- Tuesday, October 3, 2023

Federal Reserve Chairman Jerome Powell is trying to thread a needle — tame inflation that peaked at 9.1% in June 2022 while avoiding an economic slowdown. He has chosen to punt: In September, the Fed policymaking committee he leads left interest rates unchanged.

He’s getting support from doves like Chicago Fed President Austan Goolsbee, who blocks and tackles for the Biden administration. Higher rates or a recession would cast a damaging spotlight on the federal government’s ballooning borrowing, debt service, and the headaches it will bequeath the next president.

Fears abound that growth in gross domestic product hit a wall after a strong third quarter. Higher interest rates are breaking auto purchases, and restarting student loan payments will drain $100 billion from consumer spending. The savings that households built up during the COVID shutdowns from government aid, which has pumped up consumer spending, is running out.

Notable progress has been achieved. Year-over-year inflation was 3.7% in August, and the core consumer price index, which excludes energy and food prices, was up 4.3%.

That’s still a long way from the Fed’s goal of 2%.

A psychiatrist friend told me several times that behavior repeats. Breaking bad habits and correcting character flaws is much tougher than getting a patient to take a specific action or decision within his control.

Mr. Powell tends to cling to hope like a 7-year-old who wants to deny rumors that Santa Claus does not exist. Just as he told us inflation was transitory when prices began to surge in 2021 and delayed acting until President Biden nominated him for a second term, he’s now telling us monetary policy may work its wonders if we are just patient.

In recent months, the services component of the core CPI has been much more important than goods. Households stocked up on computers and gas grills during the pandemic shutdown, and now travel, concerts, and hunting for homes and apartments — shelter is a service in the CPI — are the preoccupations.

Shelter is the rent on houses and apartments actually paid and the imputed rent on owner-occupied housing, with the former much affecting the latter.

Shelter is 45% of the core CPI, and Mr. Powell has repeatedly pointed out that falling rents observed in industry surveys work their way into the CPI with a lag. But the dip in apartment rents last fall and winter should have shown up in the CPI by now. It has not.

Moreover, any pullback in inflation will likely be short-lived, because apartment and home rents are rising again, both in cities and suburbs.

Working from home has increased demand for housing in the suburbs, and affluent professionals who are opting to stay near commercial centers need more space in their apartments. Unfortunately, inflation expectations are hardening.

Year-ahead expected inflation among consumers surveyed by the Conference Board has barely budged over the last seven months and stands at 5.8%.

The Fed is also losing credibility with investors.

Stock prices are expected to fall as the Fed raises interest rates. Most prominently, high-tech stocks, because the present value of their future earnings goes down if the cost of using money — interest earnings on foregone bonds — is rising.

But if investors expect inflation to stay high, all that goes out the window, because expected future profits will go up with prices too.

Voila! As the Fed raised interest rates, stocks rallied earlier this year, especially high-tech stocks.

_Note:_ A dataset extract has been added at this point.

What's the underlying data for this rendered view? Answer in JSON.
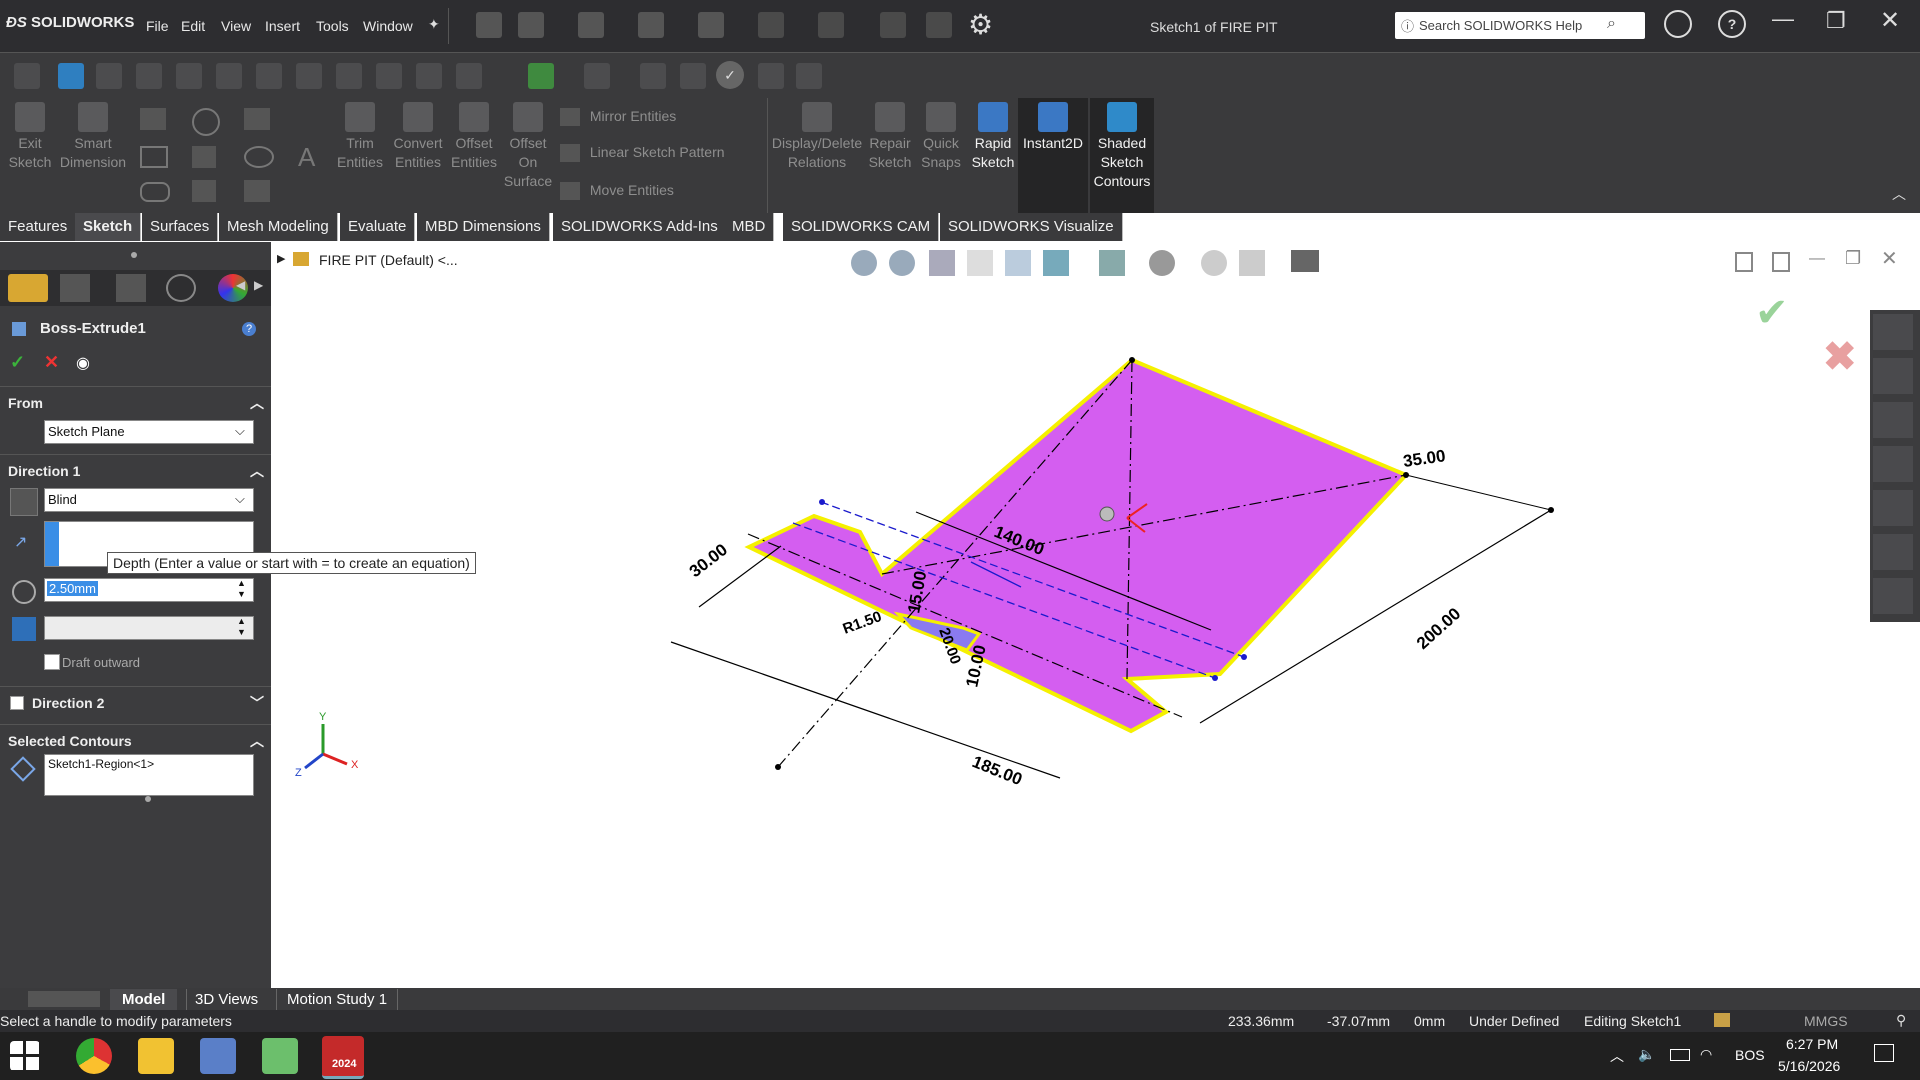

More behavioral evidence can be found in the market for new homes. Existing homes are not turning over because too many homeowners have low-interest mortgages they don’t want to give up.

New-home sales have improved despite higher rates on mortgages. If you expect 3% or 5% inflation, those interest rates don’t seem so steep.

The Fed faces formidable challenges in financial markets over the next one to three years.

Commercial real estate in urban centers has lost its value as businesses need less space, and the banks — especially regional banks with assets of less than $250 billion — have large shares of their assets tied up in commercial real estate loans, real estate investment trusts and various forms of collateralized debt.

Many landlords can’t sell buildings for what they owe and lack the collateral to refinance, no matter where the Fed sets interest rates.

The same morality tale is playing out on the corporate debt of less-than-stellar companies and car loans.

Raising rates enough to break consumer and investor inflation expectations won’t resolve those challenges, but prolonging the fight will limit the Fed’s ability to intervene to stabilize banks. One way or another, that requires printing money.

Mr. Powell is like a child that wants to skip doses of a bitter medicine. It would be better for him to hold his nose and stop procrastinating about inflation.

• Peter Morici is an economist and emeritus business professor at the University of Maryland, and a national columnist.